Но вы могли бы съесть свой торт и съесть его, почему бы не иметь другой столсодержит предыдущие пароли, которые использовались при мошенничестве?Они будут хешированы, но не будут засолены, и в них не будет сохранено сопоставление каких-либо учетных записей.
Если пользователь, использующий один из этих паролей, окажется не мошенническим, вы можете уведомить его об изменении пароля.к чему-то еще после того, как вы расследуете.
Вот как я могу представить, что это будет работать для добавления новых паролей в список мошеннических паролей после того, как определено, что учетная запись используется для мошенничества.
- Учетная запись помечена как мошенническая.

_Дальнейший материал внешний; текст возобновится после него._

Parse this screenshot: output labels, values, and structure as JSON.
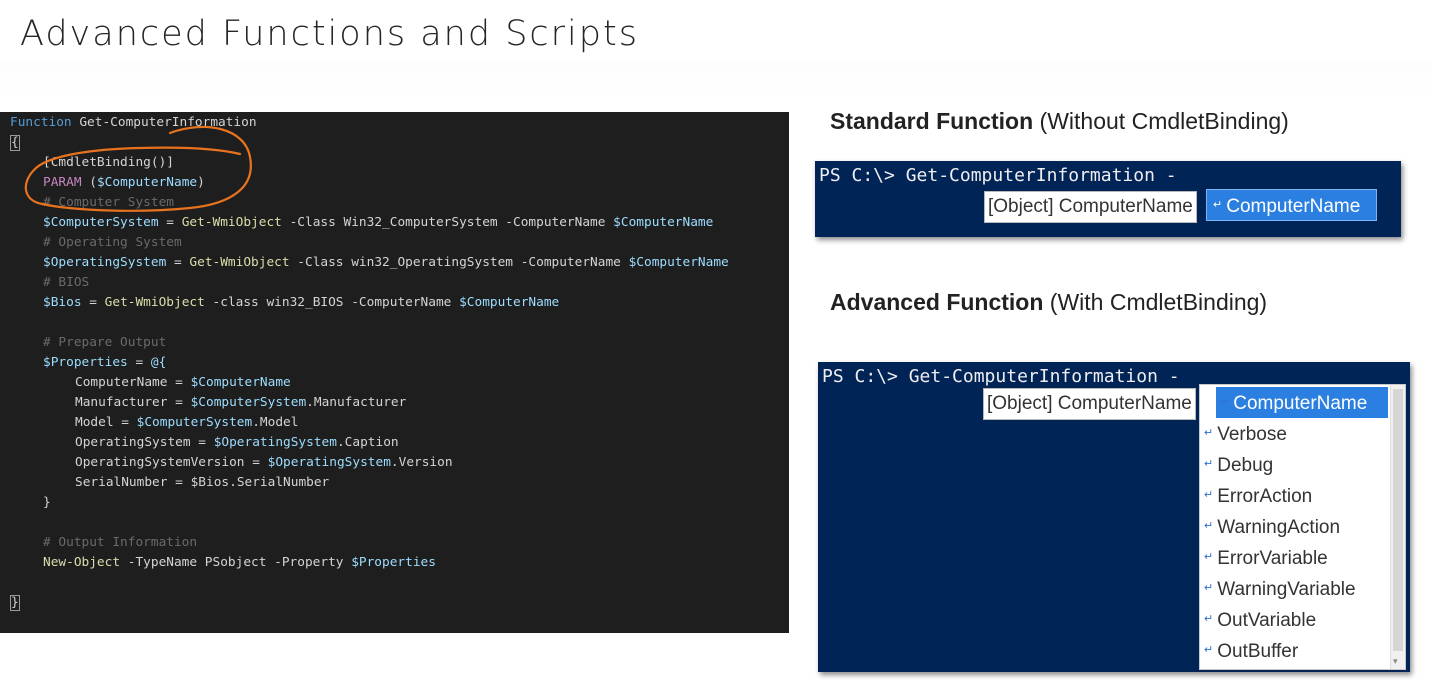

- Когда этот пользователь в следующий раз пытается войти в систему, и его хэшированный, соленый пароль совпадает с хэшированным, соленым значением, сохраненным в его записи учетной записи, несоленый хэшированный пароль, полученный из его пользовательского ввода, сохраняетсяв списке мошеннических паролей.
Поскольку список мошеннических паролей может снизить безопасность учетных записей постоянных пользователей, поскольку они хранятся здесь несолеными, вы должны сделать «хорошо»пользователи меняют свои пароли при входе в систему, если он совпадает с любым в frсписок дополнительных паролей.